Khoresht Bademjan (persian Lamb And Eggplant Stew)
Khoresht Bademjan is a traditional Persian stew that combines tender lamb with rich eggplant in a flavorful tomato-based sauce. This comforting dish is a staple in Mizrahi Jewish cuisine and is perfect for a cozy family meal or special occasions.
Ingredients
- 1 lb lamb, cut into cubes
- 2 large eggplants, peeled and sliced
- 1 onion, finely chopped
- 3 cloves garlic, minced
- 2 tbsp tomato paste
- 1 cup water
- 1 tsp turmeric
- 1 tsp ground cinnamon
- Salt and pepper to taste
- 2 tbsp vegetable oil
Instructions
- Season the lamb cubes with salt, pepper, and turmeric.
- Heat the vegetable oil in a large pot over medium heat. Add the seasoned lamb and brown on all sides. Remove the lamb from the pot and set aside.
- In the same pot, sauté the chopped onion and garlic until they are soft and translucent.
- Add the tomato paste, cinnamon, and water to the pot. Stir well to combine.
- Return the browned lamb to the pot and bring the mixture to a simmer. Cover and cook for 1 hour, stirring occasionally.

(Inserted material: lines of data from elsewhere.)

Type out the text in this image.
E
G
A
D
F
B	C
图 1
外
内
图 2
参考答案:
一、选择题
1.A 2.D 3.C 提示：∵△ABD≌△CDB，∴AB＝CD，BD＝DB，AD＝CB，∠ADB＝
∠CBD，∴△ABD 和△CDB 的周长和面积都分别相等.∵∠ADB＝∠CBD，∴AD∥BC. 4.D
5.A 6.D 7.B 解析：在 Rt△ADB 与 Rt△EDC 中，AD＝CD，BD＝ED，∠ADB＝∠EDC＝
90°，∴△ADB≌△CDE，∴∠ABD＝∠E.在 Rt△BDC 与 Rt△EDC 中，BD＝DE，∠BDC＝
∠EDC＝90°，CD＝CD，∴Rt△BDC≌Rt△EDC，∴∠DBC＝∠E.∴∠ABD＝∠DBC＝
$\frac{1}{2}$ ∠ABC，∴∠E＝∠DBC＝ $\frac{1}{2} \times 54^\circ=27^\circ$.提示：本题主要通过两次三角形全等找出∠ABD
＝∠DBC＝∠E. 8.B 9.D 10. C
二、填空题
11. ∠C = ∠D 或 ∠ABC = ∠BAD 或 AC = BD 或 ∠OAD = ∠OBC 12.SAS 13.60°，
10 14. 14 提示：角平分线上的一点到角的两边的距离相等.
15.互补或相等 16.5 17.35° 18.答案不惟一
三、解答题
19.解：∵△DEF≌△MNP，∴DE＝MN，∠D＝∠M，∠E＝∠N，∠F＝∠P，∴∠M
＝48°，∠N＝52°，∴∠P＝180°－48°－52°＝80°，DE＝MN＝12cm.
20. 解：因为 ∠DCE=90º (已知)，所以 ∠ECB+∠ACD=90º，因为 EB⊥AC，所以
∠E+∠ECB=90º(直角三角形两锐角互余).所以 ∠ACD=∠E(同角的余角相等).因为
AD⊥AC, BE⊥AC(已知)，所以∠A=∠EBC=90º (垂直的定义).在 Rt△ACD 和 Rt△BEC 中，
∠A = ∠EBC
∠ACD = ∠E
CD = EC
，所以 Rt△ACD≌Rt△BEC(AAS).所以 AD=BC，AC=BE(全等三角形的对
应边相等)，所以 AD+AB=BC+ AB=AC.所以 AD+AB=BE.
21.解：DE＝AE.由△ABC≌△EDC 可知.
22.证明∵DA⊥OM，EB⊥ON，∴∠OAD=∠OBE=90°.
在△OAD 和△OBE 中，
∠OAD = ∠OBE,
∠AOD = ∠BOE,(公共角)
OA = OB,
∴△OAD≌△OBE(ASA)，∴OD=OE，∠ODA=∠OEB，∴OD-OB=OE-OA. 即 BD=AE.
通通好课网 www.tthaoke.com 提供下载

- While the lamb is cooking, heat a separate pan and fry the sliced eggplants until they are golden brown on both sides. Drain on paper towels to remove excess oil.
- Add the fried eggplants to the pot with the lamb and continue to simmer for an additional 30 minutes, or until the lamb is tender and the sauce has thickened.
- Adjust the seasoning with salt and pepper, if needed.
- Serve the Khoresht Bademjan hot with steamed rice or crusty bread.
Cooking & Preparation
- Preparation time:
- 15 minutes
- Cooking time:
- 2 hours
- Total time:
- 2 hours
- Cooking method
- Stovetop
Nutritional facts per 1 serving
- Calories
- 350 per serving
- Protein
- 25g
- Fat
- 20g
- Carbohydrates
- 15g
Supplies
Large pot Frying pan Cutting board Knife Wooden spoon
Tools
Stovetop
Serving suggestions
Khoresht Bademjan pairs well with a side of fluffy basmati rice and a fresh salad of cucumbers, tomatoes, and herbs.
Tips & tricks
For a richer flavor, you can add a dollop of Greek yogurt or a sprinkle of chopped fresh mint on top of the stew before serving.